Don’t Waste Your Prayers, Saints Are Bad Listeners

by Meghan E. O’Toole

Fiction


 

My father is building his coffin.

Piles of wood shavings and sawdust pillow the workshop floor. I stand at the door, one mitten on my hand and the other in my pocket. He bends a piece of wood around the head shape of his coffin. The wood is fragrant, cedar.

When I was young, it was the wood my father taught me to recognize by smell, others by touch. “Feel the grain,” he said. He would rap his knuckle against the board. “This is a softwood.” Again, another piece. “Now this,” he’d say. “Hardwood. This?”

I would knock, softly, as if in response, and whisper, “Soft?” It was a guess lofted into the cold, something waiting for an open hand to catch.

Sometimes, I would be right, and he would rub calluses along the grain. “That’s right,” he’d say, only half approving.

I’d pull my weight up the stairs to my bedroom where I held my breath waiting for night, waiting for his calloused hands to slip into my room. Everything reeked of varnish, and every night I forgave him.

Watching him work now, he smooths sandpaper along the grain of wood. He has bled from every crack in his palm, just like the crucifix that hangs above the shelf full of unstirred paint.

He does not speak to me.

This is his penance.

*   *   *

When I was young, I was washed in a desire for church. It was not from the fear induced by Sunday school nuns. It was a memory of safety I longed for. Not confession, not mass. Just the solitude of a church at night lit by red candles, prayers waiting to burn out.

The smell of shared Bibles and catechisms, paper as thin as moth wings telling the stories of saints. The pages rustled and whispered, you could be one of us.

It was night, a church at night, that I wanted, the stained-glass windows dormant. Mary would be woken first, the east-most window, her pale hands outstretched. Each finger counted a time I had to forgive my father.

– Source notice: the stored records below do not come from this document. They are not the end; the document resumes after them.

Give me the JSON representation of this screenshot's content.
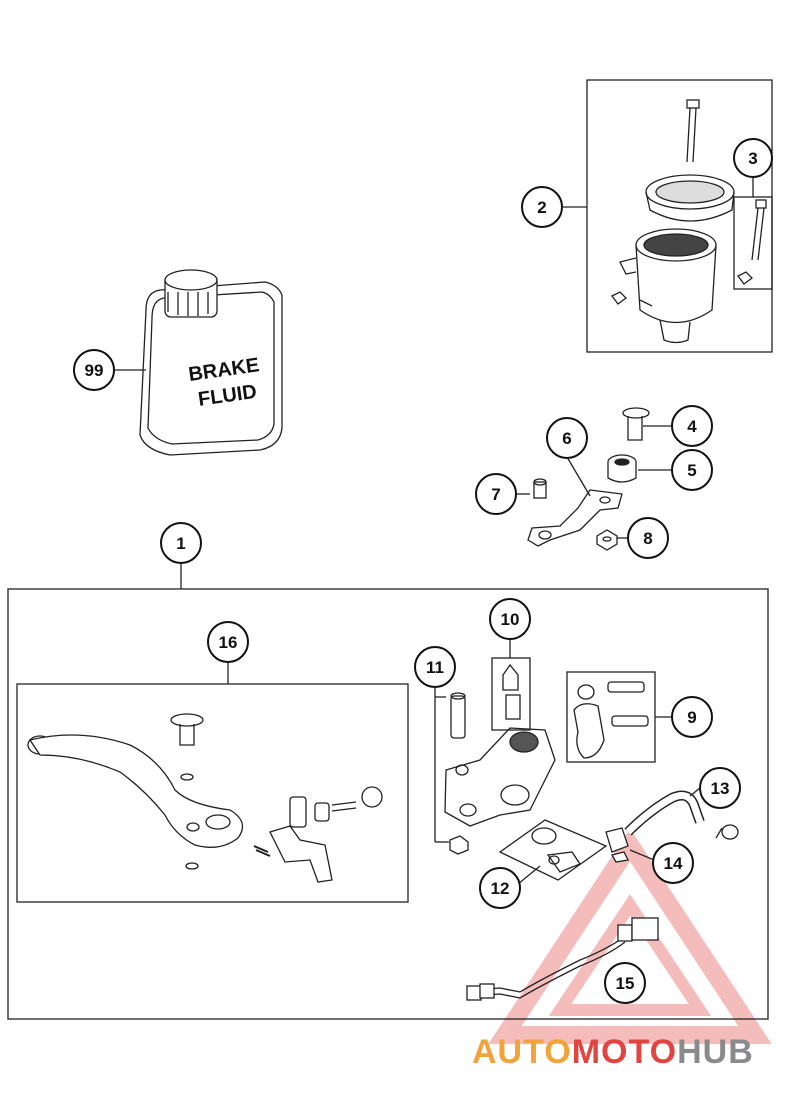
{
  "diagram": {
    "callouts": {
      "c99": "99",
      "c2": "2",
      "c3": "3",
      "c4": "4",
      "c5": "5",
      "c6": "6",
      "c7": "7",
      "c8": "8",
      "c1": "1",
      "c10": "10",
      "c11": "11",
      "c16": "16",
      "c9": "9",
      "c13": "13",
      "c14": "14",
      "c12": "12",
      "c15": "15"
    },
    "bottle_label_line1": "BRAKE",
    "bottle_label_line2": "FLUID"
  },
  "watermark": {
    "part1": "AUTO",
    "part2": "MOTO",
    "part3": "HUB",
    "colors": {
      "auto": "#f2a43a",
      "moto": "#e2453f",
      "hub": "#8a8a8a"
    }
  }
}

Instead, I taught myself to pray.

The garden was my cathedral. Dew jeweled the grass and rubbed off on my clothes. I clutched a rock, this thing I pried from the pond bottom, and pressed my lips to the cold, mottled surface.

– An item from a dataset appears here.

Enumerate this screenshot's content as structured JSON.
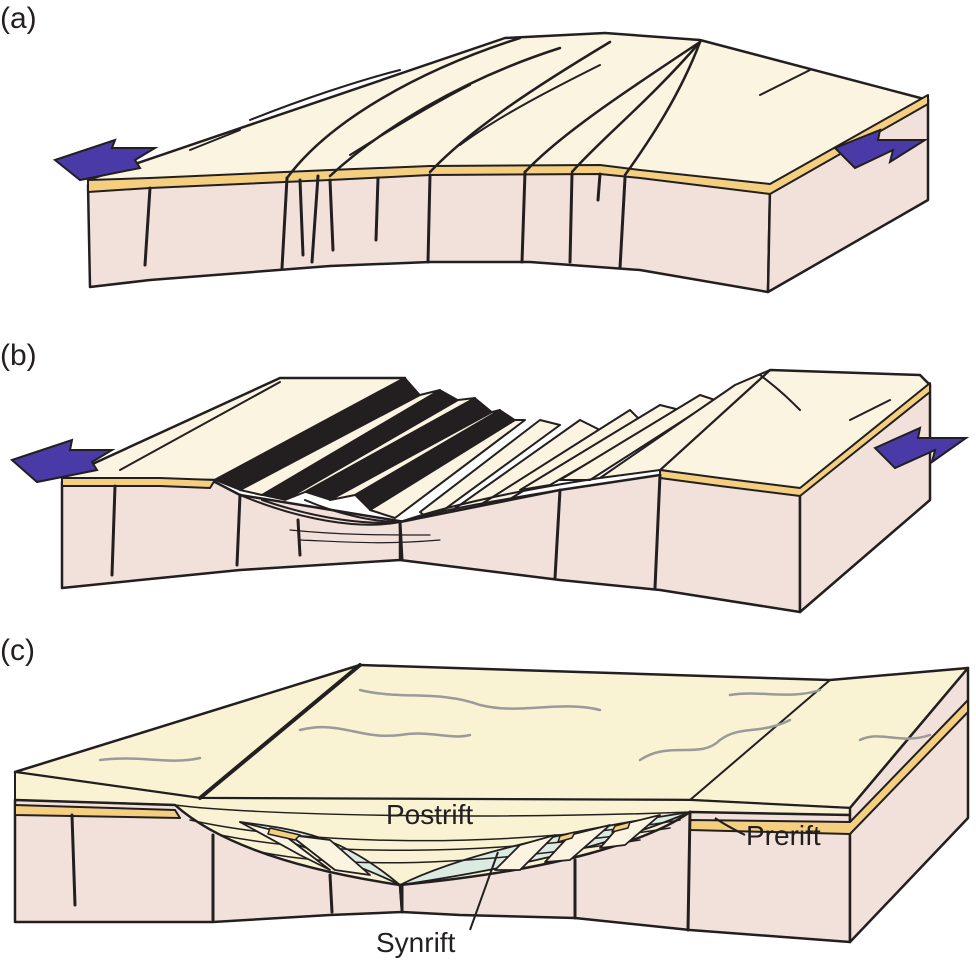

I prayed for Joan of Arc to dust ashes off her pant leg and brace her sword against my door. Her lips were pink and her hair unevenly cut. She was burned for wearing men’s clothes and not canonized until 1920. This, I decided, was the saint who could protect me. This young girl with hands a hair bigger than mine.

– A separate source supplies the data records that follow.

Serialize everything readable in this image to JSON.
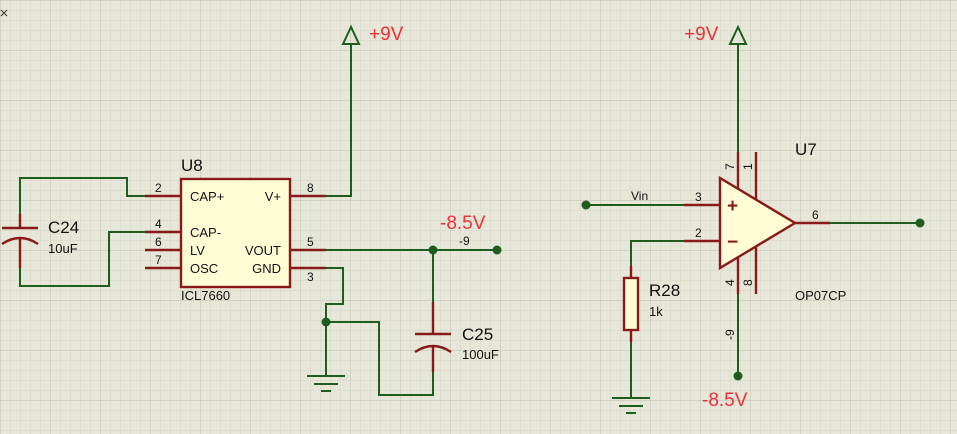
{
  "u8": {
    "ref": "U8",
    "part": "ICL7660",
    "pin_labels": [
      "CAP+",
      "CAP-",
      "LV",
      "OSC",
      "V+",
      "VOUT",
      "GND"
    ],
    "pin_numbers": [
      "2",
      "4",
      "6",
      "7",
      "8",
      "5",
      "3"
    ]
  },
  "c24": {
    "ref": "C24",
    "value": "10uF"
  },
  "c25": {
    "ref": "C25",
    "value": "100uF"
  },
  "r28": {
    "ref": "R28",
    "value": "1k"
  },
  "u7": {
    "ref": "U7",
    "part": "OP07CP",
    "plus": "+",
    "minus": "−",
    "pin_numbers": [
      "3",
      "2",
      "6",
      "7",
      "1",
      "4",
      "8"
    ]
  },
  "nets": {
    "pos_supply_left": "+9V",
    "pos_supply_right": "+9V",
    "neg_label_left": "-8.5V",
    "neg_label_right": "-8.5V",
    "neg_net_left": "-9",
    "neg_net_right": "-9",
    "vin": "Vin"
  },
  "colors": {
    "wire": "#1f5c1f",
    "component": "#8a1a1a",
    "power_label": "#e8323c",
    "grid": "#cfcfbe"
  }
}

I breathed these wishes into the stone and buried it beneath the bench behind the workshop.

*   *   *

I leave my father, for a moment. His hands catch splinters, and I hear his curse as I pull away from the door and wander into the garden. Damp grass clippings plaster my boots. I can see my breath, then I stop.

Saint Joan is sitting on the bench behind the workshop. She cradles a cigarette, and a birdcage veil obscures her face. Gold beads on her flapper dress shimmer when she moves.

No sword, no armor.

“I came too late?” she asks, her French accent light as butter across bread.

She really is nineteen. I can see it in the way she tucks her chin into her chest when she know she’s being watched.

My wish clicks in my head, and even now I can taste the algae on that rock. “Heaven couldn’t spare you for a twelve-year-old?”

“I am too late.” She bows her head, exhales smoke. She is just nineteen. I can see that this was the confused cast to her eyes when she signed a page she could not read, when, like a child being taught to write, a large hand guided her pen across a line, a confession, and she realized that Charles would not come, that she died for voices clamoring in her head.

I hold my hands in my pockets. “Not too late,” I say, softer.

Her T-strap heel grinds her cigarette into the ground. “Liar.”

I stare at her. Her hair is black and cropped to her jaw the way I had mine at fourteen.

She smells like cinders.

I want to collect her narrow shoulders in a close hug and rub aloe across her skin in case she remembers the sensation of blisters breaking across her flesh in the heat of a fire. I want to sit beside her and tell her what I wished I’d known at twelve, fourteen, nineteen. Don’t trust a man, not even gods. Too often, they test us; too often, we are the ones who must ask for forgiveness.

She gestures towards the garage where another tool whirrs and something is screwed in place. “But he’s getting what he deserves now, non? Your wish.”

*   *   *

I go back to the workshop and stand in the doorway. “Do you need help?”

He doesn’t answer. I can see the shape of it now, boxy and simple. The edges of it echo the downward slope of his shoulders, the hunch in his back. This coffin will fit him just right.

He hands me a can of dark varnish and a brush. I slop the brush around, stirring and marinating in the fumes. Like a heavy syrup, a string of varnish drips from the bristles.

The wood soaks up the coat. Broadening my strokes and simmering in the fumes, I find myself praying. Like sealing one last wish into this wood.

 

 


Meghan E. O’Toole is a queer writer with a B.A. from Elmhurst College. She received LitMag’s Virginia Woolf Award for short fiction in 2018.